Beaufort adds smartphone app to toolkit for keeping city clean, safe and attractive

 People today use smartphones to check the weather and stock market, to connect with friends through email, texting or social media, and occasionally to place a call. Now, they can use their smartphone to help keep the City of Beaufort clean, safe and attractive.

 SafeBuilt, the company that handles codes enforcement for Beaufort, is promoting use of a smartphone application called Government Outreach. The app lets people share their concerns or complaints about possible code violations, including photos and GPS coordinates, directly from their phone.

“This is not spying on your neighbors. It is being a concerned citizen,” said Libby Anderson, director of planning for Beaufort. “We are using technology to provide one more way for people to help us keep Beaufort the special place that it is.”

For years, Beaufort’s residents and visitors have reported their concerns about overgrown lots, abandoned homes and vehicles, and suspicious behavior. Some of these concerns are tackled by the Police Department while others go to Codes Enforcement. In the past, these complaints were shared by telephone, letter or in person at City Hall.

 In recent years the most commonly-reported problem has been overgrown lots. Prior to major clean-ups in 2010-2012 conducted by neighborhood groups, volunteers and the City that removed more than 300 tons of trash, rubbish was a more prevalent problem. From January through August 2013, Beaufort received 85 complaints about overgrown lots, 20 property-maintenance concerns and 12 contacts regarding garbage.

The Government Outreach application is available for Android and Iphone smartphones. The app lets people remain anonymous or share their contact information with the City.

 No action is taken by the City or its Codes Enforcement team based only on the complaint or concern. The information is investigated, just as it would be if a Codes Enforcement officer saw the problem during a routine drive, Anderson said.

 The City encourages people to provide their contact information for follow-up as needed; however, similar to people calling in anonymous tips about crime, neighbors may prefer to remain confidential in their tips about possible code violations. Again, no action is taken simply on the basis of a complaint or concern being shared with the City either through the smartphone app or by other means. An investigation and review of the problem is conducted prior to any citations or other actions, City Manager Scott Dadson said.

 “We are simply providing one more way for people to tell us if they see a problem we need to know about,” Dadson said. “For years and years people have called us, written letters or talked to the City Manager or Mayor when they thought there was a problem that needed looking into – now we simply add to that the use of smartphone technology.”

 Other than using the Government Outreach smartphone application, concerns can be telephoned to 843-470-3514 or 843-525-7011; emailed to Dboren@safebuilt.com; or mailed to City Hall Code Violations, 1911 Boundary Street, Beaufort SC 29902.

 To use the smartphone app, users fill out brief information about the nature of the complaint or concern.
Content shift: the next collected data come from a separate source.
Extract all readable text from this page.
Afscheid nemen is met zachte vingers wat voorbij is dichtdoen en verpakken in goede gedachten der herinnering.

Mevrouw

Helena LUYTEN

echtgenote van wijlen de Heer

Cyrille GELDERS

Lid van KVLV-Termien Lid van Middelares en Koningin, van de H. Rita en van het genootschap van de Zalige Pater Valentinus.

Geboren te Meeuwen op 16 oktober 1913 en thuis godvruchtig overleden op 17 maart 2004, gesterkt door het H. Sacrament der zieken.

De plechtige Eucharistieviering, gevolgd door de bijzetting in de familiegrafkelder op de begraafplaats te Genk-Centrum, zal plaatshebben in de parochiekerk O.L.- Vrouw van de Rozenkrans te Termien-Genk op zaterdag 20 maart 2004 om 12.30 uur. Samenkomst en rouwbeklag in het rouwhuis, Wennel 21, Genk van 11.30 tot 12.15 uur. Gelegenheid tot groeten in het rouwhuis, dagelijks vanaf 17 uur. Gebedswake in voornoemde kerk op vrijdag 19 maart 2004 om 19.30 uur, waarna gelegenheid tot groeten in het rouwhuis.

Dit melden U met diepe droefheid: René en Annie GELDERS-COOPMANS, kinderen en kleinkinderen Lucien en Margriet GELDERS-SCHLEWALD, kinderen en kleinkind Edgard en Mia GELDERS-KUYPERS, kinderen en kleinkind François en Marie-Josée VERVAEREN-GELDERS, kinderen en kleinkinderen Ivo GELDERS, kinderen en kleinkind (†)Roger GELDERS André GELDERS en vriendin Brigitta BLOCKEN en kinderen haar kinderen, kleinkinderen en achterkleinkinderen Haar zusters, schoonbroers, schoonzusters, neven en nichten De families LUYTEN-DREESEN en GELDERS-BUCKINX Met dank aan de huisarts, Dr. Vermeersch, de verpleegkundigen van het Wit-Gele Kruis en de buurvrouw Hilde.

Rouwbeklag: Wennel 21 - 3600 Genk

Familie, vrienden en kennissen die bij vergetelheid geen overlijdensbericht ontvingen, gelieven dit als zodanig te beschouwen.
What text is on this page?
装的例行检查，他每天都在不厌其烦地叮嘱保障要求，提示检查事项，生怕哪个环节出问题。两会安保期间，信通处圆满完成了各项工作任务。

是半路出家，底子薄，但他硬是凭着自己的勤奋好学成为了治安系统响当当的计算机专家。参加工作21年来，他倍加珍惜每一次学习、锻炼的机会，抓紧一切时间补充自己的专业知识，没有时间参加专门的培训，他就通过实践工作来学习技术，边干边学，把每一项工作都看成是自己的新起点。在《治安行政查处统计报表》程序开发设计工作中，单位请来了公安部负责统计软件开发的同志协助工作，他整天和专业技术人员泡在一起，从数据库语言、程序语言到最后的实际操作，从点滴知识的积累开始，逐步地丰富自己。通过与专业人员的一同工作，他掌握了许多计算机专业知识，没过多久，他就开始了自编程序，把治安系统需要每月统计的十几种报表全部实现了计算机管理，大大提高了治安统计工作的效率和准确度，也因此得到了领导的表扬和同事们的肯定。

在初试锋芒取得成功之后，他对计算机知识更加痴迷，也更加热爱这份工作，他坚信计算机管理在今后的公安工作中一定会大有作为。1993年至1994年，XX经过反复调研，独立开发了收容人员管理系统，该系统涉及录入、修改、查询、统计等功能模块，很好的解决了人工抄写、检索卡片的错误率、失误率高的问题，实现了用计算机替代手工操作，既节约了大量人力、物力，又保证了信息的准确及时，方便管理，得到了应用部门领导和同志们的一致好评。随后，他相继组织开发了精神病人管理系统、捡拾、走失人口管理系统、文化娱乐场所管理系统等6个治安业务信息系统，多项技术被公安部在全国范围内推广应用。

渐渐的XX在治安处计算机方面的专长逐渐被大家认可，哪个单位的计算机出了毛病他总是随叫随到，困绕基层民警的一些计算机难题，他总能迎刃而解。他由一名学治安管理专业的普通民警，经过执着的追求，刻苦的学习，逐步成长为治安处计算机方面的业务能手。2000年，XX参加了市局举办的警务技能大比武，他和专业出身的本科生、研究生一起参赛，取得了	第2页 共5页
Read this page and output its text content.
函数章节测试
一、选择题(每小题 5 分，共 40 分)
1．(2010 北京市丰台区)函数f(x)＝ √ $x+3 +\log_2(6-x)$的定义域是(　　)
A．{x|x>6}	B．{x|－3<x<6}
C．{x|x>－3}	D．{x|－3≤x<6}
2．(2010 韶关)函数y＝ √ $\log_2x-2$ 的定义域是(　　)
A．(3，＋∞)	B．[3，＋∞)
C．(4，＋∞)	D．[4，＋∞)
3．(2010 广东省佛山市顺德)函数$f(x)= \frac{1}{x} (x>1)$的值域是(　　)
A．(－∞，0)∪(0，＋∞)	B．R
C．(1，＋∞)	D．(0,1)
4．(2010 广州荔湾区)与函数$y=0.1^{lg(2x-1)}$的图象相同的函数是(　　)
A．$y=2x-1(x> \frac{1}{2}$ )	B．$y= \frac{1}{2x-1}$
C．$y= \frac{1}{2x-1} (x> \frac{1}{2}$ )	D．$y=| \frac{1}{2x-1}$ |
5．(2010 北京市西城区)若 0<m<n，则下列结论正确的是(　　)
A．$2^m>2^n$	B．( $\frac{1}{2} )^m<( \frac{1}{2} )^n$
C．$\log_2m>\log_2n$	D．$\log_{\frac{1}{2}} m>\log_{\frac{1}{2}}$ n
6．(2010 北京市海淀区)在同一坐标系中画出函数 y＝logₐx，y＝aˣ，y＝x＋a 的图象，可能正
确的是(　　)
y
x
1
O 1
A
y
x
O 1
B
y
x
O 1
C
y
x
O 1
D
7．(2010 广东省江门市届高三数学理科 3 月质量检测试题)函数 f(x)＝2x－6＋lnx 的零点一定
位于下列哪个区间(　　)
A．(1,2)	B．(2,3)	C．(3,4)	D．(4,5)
Photos of the perceived problem may be attached. Users can choose to include their contact information or remain anonymous – this is a reporting application and not an email. The smartphone’s internal GPS will include coordinates for the location under review, assuming the complaint is made while at the address.

 Once an issue is brought to the attention of the City of Beaufort and its Codes Enforcement Officer, the problem is investigated. If the concern is a violation of Beaufort’s rules and ordinances, the property owner is contacted and a solution is found.

 “This can be as simple as having an overgrown lot cut back, or the wild weeds cut down or a broken-down car moved,” Anderson said. Other times it can be more involved, as in the case of an abandoned structure that creates a public health hazard.

The app sends reports of violations to the Beaufort Codes Enforcement team. It also tracks violations and can produce reports for the City. People can check the status of reports they've made on the app, which will indicate whether the case has been closed.

“Our police department, and most other law enforcement agencies, depends on citizen reporting to help prevent, respond to and solve crimes,” Dadson said. “Codes enforcement is the same way, especially when we are trying to be as efficient as possible with our tax dollars.”

 The City’s Codes Enforcement Officer regularly rides through the city limits and will investigate concerns; however, having residents and visitors share their concerns is a more efficient way to do business, Dadson said.

 To download the mobile application, search in the Apple App Store for “gorequest”  or “gorequest” in Google Play for the Android version.